HOUSTON -- Some children taken from a polygamist sect in west Texas have arrived at Houston-area foster homes, KPRC Local 2 reported Friday.
Three Houston-area facilities -- in Hockley, Harris County; Porter, Montgomery County, and Liverpool, Brazoria County -- have been expecting the children from the Yearning For Zion Ranch in Eldorado for days.
Some of the homes are hundreds of miles from San Angelo, including Houston, which is 500 miles away.
At 5 p.m., two buses carrying about 16 of the 462 children arrived at the Hockley foster care facility.
State troopers and an ambulance escorted the buses.
Officials at the shelter said they will do whatever they can to make the children more comfortable.
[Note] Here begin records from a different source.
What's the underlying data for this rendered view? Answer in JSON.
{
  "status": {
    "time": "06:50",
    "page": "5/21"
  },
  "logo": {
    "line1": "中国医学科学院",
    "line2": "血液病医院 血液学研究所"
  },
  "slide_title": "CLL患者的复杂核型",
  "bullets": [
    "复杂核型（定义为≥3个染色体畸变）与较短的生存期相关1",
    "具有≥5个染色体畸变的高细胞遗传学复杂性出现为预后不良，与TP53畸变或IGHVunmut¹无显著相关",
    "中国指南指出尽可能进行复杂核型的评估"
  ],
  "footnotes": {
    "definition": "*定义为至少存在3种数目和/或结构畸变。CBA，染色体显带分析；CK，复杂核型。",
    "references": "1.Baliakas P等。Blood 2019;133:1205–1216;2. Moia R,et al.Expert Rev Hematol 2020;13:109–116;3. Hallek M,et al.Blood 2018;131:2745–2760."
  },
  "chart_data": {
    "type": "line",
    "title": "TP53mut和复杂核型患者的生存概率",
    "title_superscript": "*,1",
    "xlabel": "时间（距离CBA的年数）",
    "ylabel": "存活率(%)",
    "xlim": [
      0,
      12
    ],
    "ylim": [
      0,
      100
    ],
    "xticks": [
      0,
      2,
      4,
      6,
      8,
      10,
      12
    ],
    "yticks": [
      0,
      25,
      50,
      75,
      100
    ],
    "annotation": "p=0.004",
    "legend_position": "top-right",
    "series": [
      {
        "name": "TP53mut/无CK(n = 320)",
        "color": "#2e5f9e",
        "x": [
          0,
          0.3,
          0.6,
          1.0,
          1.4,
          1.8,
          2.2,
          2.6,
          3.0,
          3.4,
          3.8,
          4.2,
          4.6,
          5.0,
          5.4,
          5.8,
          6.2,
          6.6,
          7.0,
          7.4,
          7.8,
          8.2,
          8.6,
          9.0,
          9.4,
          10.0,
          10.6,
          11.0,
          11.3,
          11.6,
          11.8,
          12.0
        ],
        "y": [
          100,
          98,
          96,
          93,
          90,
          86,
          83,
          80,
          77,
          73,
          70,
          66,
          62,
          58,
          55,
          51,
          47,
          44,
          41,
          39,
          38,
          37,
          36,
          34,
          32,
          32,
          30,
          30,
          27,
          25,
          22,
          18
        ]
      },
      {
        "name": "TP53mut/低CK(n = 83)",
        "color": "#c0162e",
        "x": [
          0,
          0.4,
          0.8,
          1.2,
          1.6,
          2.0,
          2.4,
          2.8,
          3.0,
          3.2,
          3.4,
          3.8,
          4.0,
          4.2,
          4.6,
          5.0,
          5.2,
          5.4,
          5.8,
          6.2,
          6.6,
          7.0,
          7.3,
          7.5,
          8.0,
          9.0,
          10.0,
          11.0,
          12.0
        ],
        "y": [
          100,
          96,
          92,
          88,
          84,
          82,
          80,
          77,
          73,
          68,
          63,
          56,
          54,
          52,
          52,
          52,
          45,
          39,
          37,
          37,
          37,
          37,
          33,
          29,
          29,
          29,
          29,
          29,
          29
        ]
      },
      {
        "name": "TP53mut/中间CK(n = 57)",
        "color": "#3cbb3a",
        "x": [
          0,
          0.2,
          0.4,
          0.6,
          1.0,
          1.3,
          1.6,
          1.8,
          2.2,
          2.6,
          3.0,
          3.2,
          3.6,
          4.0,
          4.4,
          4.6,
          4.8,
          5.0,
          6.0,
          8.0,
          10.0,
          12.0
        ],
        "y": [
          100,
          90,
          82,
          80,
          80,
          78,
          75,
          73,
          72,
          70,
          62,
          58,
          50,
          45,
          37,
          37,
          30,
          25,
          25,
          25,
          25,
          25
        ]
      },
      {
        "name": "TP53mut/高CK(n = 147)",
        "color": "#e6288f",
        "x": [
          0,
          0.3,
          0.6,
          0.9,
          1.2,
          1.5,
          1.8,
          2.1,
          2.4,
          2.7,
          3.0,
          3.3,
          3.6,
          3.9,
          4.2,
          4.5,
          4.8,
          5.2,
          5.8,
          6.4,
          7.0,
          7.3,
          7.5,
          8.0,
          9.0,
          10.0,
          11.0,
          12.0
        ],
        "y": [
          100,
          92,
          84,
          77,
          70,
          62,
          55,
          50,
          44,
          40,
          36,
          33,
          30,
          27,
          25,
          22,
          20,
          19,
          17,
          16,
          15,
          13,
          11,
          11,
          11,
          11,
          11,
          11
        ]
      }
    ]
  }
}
About 90 minutes later, buses carrying about three-dozen children arrived at the Kidz Harbor shelter in Liverpool, which has been accepting donations for the children.
The facilities said that the children would be kept away from the other foster children.
They expect to house the children until the next custody hearing to determine their fate.
The children, who will be in foster care for up to 90 days, may be enrolled in schools near the facilities.
A Houston-area attorney said some of the children are being ripped away from their families a second time by separating them from their siblings.
Betty Luke said her 7-year old client is being placed with her sister in Waco, far away from their brothers, who are being placed at a Brazoria County facility.
"It just seems to make better sense to me to place those two children, who are going to be placed together anyway, in the Houston area, closer to their brothers, closer to their attorney," she said.
Some attorneys said their clients should be placed closer to them so they can develop strong, trusting relationships.
"I can't imagine CPS placing these children into a facility that they have not investigated," attorney Donna Broom said.
Luke said the changes could be traumatic for the children, but she's doing what she can to comfort the girl she is helping.
State and local officials had been eyeing the sect suspiciously since it bought the ranch in 2003 and moved hundreds of its members in. They raided the property April 3, with heavy weapons and SWAT vehicles, after a female claiming to be a 16-year-old girl at the ranch called a family violence shelter and said her 49-year-old husband beat and raped her. That girl has not yet been identified.